Your output will be evaluated on:

  1. TABLEOFCONTENTS.md completeness — Can an agent find any topic by searching this one file?
  2. Question quality — Are the TOC questions phrased the way someone would actually ask them?
  3. Format compliance — Do all docs follow the token-efficient format? No prose, no fluff?
  4. Accuracy — Do the docs match what's actually in the code? Are file paths correct?
  5. Coverage — Are all high-impact areas documented?
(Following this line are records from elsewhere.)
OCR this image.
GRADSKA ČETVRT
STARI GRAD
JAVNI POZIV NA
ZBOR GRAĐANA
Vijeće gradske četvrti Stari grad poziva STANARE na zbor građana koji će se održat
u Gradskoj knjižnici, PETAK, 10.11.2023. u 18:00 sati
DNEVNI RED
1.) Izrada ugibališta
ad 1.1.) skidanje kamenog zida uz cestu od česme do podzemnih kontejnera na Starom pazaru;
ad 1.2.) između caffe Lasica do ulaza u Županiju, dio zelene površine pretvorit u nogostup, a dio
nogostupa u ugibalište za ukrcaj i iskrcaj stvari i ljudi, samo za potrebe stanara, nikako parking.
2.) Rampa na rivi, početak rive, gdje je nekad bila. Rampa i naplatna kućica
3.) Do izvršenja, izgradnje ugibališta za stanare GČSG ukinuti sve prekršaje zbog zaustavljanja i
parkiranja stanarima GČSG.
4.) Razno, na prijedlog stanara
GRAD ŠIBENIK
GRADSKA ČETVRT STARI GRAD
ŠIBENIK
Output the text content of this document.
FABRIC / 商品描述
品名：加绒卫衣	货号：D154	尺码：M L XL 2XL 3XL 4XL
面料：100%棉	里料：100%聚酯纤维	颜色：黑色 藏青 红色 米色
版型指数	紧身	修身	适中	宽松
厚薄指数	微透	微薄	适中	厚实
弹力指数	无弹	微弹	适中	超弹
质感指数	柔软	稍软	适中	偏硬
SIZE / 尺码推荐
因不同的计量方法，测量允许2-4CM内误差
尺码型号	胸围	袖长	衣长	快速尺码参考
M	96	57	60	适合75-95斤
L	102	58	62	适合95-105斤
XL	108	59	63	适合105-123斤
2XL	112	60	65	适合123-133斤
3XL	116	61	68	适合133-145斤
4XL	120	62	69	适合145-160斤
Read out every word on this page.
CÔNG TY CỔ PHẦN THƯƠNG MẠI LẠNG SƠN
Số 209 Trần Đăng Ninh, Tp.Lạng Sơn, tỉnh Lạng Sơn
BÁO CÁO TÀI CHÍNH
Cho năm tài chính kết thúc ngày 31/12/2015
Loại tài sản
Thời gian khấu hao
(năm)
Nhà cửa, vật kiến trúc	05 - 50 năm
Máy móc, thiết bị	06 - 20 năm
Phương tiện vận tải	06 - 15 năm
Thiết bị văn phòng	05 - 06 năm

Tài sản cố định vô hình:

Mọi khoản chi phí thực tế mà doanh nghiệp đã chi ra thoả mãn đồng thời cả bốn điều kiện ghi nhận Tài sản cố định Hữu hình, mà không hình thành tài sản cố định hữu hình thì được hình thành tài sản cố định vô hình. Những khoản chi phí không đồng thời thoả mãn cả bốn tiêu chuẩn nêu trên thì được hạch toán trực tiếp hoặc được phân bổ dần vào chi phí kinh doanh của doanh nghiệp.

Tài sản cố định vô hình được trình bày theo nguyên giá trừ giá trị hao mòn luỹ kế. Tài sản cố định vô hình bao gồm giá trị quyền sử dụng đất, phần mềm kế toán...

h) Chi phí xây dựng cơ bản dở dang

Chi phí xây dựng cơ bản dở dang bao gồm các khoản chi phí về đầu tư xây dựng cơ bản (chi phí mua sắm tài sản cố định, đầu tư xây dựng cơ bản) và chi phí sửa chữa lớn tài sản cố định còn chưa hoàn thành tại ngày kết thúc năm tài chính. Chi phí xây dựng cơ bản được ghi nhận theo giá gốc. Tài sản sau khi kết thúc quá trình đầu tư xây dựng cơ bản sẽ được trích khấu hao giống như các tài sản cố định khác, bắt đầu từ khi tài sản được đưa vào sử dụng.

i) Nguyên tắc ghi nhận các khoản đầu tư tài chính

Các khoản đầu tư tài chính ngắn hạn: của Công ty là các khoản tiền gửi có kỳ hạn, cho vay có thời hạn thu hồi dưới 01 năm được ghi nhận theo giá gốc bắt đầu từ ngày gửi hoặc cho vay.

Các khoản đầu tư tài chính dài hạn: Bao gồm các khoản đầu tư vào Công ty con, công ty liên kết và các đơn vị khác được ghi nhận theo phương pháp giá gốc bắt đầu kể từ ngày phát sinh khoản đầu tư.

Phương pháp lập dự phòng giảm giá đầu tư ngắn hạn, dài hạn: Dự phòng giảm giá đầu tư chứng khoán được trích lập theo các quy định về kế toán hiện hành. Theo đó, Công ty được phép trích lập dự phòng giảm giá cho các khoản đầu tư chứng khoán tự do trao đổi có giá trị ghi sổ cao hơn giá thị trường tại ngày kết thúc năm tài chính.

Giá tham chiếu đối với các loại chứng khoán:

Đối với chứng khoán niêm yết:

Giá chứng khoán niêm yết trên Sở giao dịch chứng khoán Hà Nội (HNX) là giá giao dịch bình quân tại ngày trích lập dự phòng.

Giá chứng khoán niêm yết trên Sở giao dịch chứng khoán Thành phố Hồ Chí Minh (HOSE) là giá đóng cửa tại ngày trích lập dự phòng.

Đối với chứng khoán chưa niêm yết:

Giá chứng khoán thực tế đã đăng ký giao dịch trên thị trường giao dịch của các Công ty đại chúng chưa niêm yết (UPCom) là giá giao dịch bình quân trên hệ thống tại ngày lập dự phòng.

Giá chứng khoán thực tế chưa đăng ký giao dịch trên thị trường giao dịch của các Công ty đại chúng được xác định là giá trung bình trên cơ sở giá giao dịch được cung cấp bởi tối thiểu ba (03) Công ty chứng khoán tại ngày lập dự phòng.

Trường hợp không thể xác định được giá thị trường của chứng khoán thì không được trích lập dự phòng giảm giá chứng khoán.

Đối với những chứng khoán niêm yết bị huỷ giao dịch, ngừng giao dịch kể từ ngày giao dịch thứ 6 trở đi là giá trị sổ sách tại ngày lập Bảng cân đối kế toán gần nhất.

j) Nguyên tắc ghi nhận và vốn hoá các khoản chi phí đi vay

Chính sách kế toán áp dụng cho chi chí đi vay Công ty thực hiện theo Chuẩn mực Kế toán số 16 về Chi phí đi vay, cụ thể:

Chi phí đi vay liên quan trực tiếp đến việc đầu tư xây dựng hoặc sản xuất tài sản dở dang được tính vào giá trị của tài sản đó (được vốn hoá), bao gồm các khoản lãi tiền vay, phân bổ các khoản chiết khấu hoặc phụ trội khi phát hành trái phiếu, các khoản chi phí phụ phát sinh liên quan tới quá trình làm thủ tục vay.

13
Are low-impact areas at least listed?
  6. CLAUDE.md clarity — Could a brand-new agent read CLAUDE.md and immediately know how to navigate the docs?
  7. Cross-referencing — Do Related sections link to the right companion docs?

7. Important Reminders

  • You are writing for AI agents, not humans. Optimize for parseability and token efficiency, not readability or visual appeal.
  • Accuracy over completeness. It's better to document 80% of the codebase accurately than 100% with errors. If a discovery agent can't determine something with confidence, note it as **Status:** Partial and move on.
  • Mirror the codebase's language. Use the same names for things that the code uses. If the code calls it a "processor," don't call it a "handler" in the docs.
  • File paths are critical. Every doc should reference the actual source files it describes. Agents will use these paths to navigate directly to code.
  • The TOC is the product. The individual doc files are supporting material. If the TOC is excellent, the whole system works. If the TOC is poor, nothing else matters.
  • Delegate aggressively. You have access to the Task tool with sub-agents. Use it. The discovery phase should be 3-5 parallel agents. The writing phase should be 2-10 parallel agents depending on repo size. Your job is to orchestrate, synthesize, and build the TOC — not to read every file yourself.
  • Do not add headers or comments to source code files. Your output is documentation files only. Do not modify any existing source code.

Now Begin

Start with Phase 1. Launch your discovery agents in parallel. Once they report back, proceed through the remaining phases. When complete, report what you've created and provide the full TABLEOFCONTENTS.md for review.